La giunta Lo Russo prosegue nella direzione del “si fa e basta!”. In fondo ci avevano così tanto sfracagnato i maroni sui titoli e le competenze che in ZTL, colti da un sussulto di orgoglio acculturato sabaudo, sono corsi in massa a votarli. Invece noi modesti, disinformati e ignorantelli elettori di periferia, chissà come mai, li abbiamo sgamati subito.
Come ha scritto Marco Travaglio, un türineis che sicuramente non ha problemi di ISEE e, di conseguenza, di coda al PS del Giovanni Bosco, «Torino è come Pompei: una città pietrificata non dalla lava, ma da un sistema di potere trasversale e consociativo che si autoperpetua da 50 anni con gli stessi uomini (o, se proprio muoiono, coi loro figli e figliocci).

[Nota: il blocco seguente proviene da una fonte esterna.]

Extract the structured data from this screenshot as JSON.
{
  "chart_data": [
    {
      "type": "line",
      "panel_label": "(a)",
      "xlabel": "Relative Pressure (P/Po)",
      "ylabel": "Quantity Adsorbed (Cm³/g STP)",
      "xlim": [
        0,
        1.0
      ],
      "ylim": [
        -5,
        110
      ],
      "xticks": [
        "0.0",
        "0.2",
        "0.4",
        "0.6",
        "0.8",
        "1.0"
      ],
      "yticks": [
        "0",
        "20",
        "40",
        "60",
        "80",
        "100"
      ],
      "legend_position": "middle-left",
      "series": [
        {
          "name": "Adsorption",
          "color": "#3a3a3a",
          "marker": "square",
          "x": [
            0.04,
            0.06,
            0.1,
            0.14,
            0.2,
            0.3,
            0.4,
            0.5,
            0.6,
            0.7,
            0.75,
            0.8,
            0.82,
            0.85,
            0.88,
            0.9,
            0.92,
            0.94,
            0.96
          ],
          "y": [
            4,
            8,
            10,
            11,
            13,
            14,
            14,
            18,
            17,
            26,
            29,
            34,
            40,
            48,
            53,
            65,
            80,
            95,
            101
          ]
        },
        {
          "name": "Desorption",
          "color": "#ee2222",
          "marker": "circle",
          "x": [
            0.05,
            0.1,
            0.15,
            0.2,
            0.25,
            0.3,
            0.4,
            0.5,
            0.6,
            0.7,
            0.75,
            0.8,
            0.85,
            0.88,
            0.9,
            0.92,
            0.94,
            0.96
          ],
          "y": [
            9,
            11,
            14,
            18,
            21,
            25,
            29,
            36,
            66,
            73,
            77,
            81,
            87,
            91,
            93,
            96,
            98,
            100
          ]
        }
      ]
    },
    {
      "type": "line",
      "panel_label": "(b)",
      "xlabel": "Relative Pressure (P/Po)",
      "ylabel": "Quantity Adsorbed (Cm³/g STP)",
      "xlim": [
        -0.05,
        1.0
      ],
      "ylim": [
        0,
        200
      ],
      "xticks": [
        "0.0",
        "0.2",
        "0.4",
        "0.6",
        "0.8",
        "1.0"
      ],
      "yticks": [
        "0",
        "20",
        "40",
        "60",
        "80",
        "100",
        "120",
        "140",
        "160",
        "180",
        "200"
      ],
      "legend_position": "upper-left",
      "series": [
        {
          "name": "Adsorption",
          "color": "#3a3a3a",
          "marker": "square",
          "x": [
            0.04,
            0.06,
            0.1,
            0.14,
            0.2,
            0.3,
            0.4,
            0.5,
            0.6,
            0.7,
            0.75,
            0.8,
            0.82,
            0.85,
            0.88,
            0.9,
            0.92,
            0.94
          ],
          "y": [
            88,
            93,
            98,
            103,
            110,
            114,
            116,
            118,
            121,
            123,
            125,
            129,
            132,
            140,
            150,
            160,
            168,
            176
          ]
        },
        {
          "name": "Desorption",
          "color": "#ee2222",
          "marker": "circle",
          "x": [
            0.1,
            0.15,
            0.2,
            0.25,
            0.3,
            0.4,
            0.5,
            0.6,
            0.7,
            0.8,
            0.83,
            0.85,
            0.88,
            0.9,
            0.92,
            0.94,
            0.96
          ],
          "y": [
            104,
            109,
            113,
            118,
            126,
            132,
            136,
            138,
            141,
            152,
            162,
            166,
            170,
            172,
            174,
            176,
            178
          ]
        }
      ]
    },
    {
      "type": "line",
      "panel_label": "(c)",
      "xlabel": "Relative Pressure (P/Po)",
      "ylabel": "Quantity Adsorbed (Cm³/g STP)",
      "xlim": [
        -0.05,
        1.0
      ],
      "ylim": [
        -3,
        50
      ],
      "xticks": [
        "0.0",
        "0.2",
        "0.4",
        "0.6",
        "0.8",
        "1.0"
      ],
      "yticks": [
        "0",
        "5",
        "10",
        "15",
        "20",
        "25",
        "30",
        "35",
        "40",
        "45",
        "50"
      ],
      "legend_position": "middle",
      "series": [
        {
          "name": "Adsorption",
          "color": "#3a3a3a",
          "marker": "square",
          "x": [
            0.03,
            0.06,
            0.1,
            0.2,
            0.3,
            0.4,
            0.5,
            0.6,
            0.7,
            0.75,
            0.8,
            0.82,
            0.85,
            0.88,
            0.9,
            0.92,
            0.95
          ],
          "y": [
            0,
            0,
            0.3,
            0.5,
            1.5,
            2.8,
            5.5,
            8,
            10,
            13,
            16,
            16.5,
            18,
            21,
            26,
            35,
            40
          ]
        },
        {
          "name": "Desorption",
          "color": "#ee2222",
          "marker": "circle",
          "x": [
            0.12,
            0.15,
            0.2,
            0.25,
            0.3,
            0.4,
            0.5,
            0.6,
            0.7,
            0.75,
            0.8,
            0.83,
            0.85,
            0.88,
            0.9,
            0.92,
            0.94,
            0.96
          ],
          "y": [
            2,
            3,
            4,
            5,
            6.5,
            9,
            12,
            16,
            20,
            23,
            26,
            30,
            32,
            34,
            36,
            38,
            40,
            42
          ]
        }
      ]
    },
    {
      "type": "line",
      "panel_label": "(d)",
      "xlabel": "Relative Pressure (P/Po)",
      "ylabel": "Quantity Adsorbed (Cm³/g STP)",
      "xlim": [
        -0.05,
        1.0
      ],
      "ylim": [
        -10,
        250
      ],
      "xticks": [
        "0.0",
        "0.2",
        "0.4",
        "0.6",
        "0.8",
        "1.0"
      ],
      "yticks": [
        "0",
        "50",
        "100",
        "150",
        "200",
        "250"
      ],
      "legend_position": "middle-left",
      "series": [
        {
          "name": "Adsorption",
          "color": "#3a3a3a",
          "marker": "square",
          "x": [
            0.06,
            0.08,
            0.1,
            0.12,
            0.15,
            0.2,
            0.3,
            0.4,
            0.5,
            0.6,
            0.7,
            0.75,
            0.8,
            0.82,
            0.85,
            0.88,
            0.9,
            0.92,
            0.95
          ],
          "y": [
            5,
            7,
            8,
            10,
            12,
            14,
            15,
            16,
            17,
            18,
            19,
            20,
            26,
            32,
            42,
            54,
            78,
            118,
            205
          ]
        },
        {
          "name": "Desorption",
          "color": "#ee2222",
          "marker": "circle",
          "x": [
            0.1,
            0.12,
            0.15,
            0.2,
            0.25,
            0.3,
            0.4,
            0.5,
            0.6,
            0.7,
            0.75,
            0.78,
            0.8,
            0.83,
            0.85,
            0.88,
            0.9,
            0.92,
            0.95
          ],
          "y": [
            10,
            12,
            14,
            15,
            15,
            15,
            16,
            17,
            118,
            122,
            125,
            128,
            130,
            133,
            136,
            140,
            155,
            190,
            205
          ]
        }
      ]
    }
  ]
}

Non c’è bisogno di passare da destra a sinistra, o viceversa, perché governano tutti insieme a maggior gloria di chi comanda davvero: casa Agnelli, fondazioni bancarie, logge “progressiste”, collegio costruttori con tentacoli tecnocratici e politecnici, concessionari e appaltatori. “Quella che a Palermo si chiama omertà – diceva il procuratore Marcello Maddalena – qui si chiama riservatezza”».
Nel quadro di desolazione bipartisan che la politica genera da Roma a Morterone, il livello del PD locale e della sua stampella AVS (la sinistra dei quartieri belli che usa piu “ə” in un periodo delle bestemmie di Germano Mosconi) è quello di chi si sente legittimato a governare perché si sente migliore.
La verità, o almeno tale appare a noi perenni disillusi, è che il cosiddetto progressismo “de sinistra”, dopo aver cantato per decenni nel coro del pragmatismo global in economia e del mero mantenimento del potere in politica, appare oggi assolutamente inadatto a suscitare consapevolezza e a indicare prospettive utili a illuminare un orizzonte che superi in qualche modo l’attuale paradigma socioeconomico.
Intanto si sta come d’autunnə suglə alberə lə fogliə.